I know it’s been very trendy to hate on clowns lately, particularly after the whole clown sighting thing last year – but I’ll quite happily state that my dislike of clowns extends well back to childhood. I don’t have a phobia of them or anything, I’ve just never associated them with positive feelings. The Joker, John Wayne Gacy, those eerie (and depressing) Pierrot paintings every second house seemed to have displayed in the 80s and 90s…clowns are boring at best and genuine serial killers at worst.
My larger point is that Stephen King chose quite well when he made the villain of IT a clown, even though they’ve become a heavily overused horror trope. I’m re-reading the novel for the first time in…ooh, maybe a decade or so…and while it has some of the usual shortcomings I associate with his books, Pennywise the Dancing Clown, the IT of the title, is one of his great villains.

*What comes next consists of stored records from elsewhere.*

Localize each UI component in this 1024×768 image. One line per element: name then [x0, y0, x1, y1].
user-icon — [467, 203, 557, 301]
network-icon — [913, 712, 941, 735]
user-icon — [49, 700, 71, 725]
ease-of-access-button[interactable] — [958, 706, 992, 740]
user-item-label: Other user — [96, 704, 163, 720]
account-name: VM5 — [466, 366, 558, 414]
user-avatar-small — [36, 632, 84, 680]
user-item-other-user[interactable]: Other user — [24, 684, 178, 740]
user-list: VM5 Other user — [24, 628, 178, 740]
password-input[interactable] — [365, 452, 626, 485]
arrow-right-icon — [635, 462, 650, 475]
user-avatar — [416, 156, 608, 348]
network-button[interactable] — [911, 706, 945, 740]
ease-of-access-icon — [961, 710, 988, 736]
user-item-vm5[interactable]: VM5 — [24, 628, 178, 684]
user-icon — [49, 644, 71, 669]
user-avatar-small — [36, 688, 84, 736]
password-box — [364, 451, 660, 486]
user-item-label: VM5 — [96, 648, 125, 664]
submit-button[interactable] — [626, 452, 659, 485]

Of course, even more people are familiar with the character through the 1990 TV miniseries adaptation, where he was played by Tim Curry. Somewhat disappointingly, I’ve never actually watched the whole thing (like many King adaptations, it was everywhere on VHS, but seemed to disappear in the DVD era), but Tim Curry seems to do the character justice. So today we find ourselves looking at the plastic representation of Pennywise, delivered to us by Funko.
This is Pennywise in his more overtly evil form; while he’s creepy in all his appearances, his face changes slightly when he’s about to commit a murder, teeth becoming pointed and eyes shifting in colour. His hands are also stretched out, presumably to grab one of his victims.
For the benefit of anyone who hasn’t seen the book or watched the film (SPOILERS), Pennywise is not actually a clown. King was really riffing on Lovecraft when he wrote IT, though he dressed it up with plenty of Americana and kid’s adventure story to subvert some of Lovecraft’s usual story structure – rather, the clown is a manifestation of an H.P. Lovecraft-style supernatural/extraterrestrial horror that lurks beneath the city of Derry, Maine. Arriving before the dawn of recorded history, he manifests every 27 years or so, wreaking terrible violence before returning to some kind of slumber.
|More in common than you might have realised|
There was probably scope to do at least a couple of different versions of Pennywise -- maybe a “plain” version or one holding balloons – but this one serves as well as any other. With the upcoming 2017 movie of IT, it seems likely that we’ll get one based on that film’s take on the character too.
Overall? He’s a well-designed figure, and though I wouldn’t say I rate him as highly as a number of my other horror-themed POPs, my affection for the novel and Stephen King’s wider works was enough to push me to purchase. If you can find him (he seems to be discontinued) and you’re a fan, he’s a worthwhile investment.
*For the younger reader of this blog, I think it may be difficult to comprehend just how big a deal Stephen King was when I was a kid. Sure, he’s still an exceedingly famous author, but back then he was a genuine phenomenon. My childhood memory may exaggerate a little, but not too much. A public figure since the 1970s and highly prolific throughout the 1980s, the 1990s saw King’s popularity explode to a whole new level. For a while there, you couldn’t walk into a video store without seeing some new adaptation on the shelves, and had an average bookstore display of his works collapsed on you, you would have likely been killed, given how many books he’d published at that point.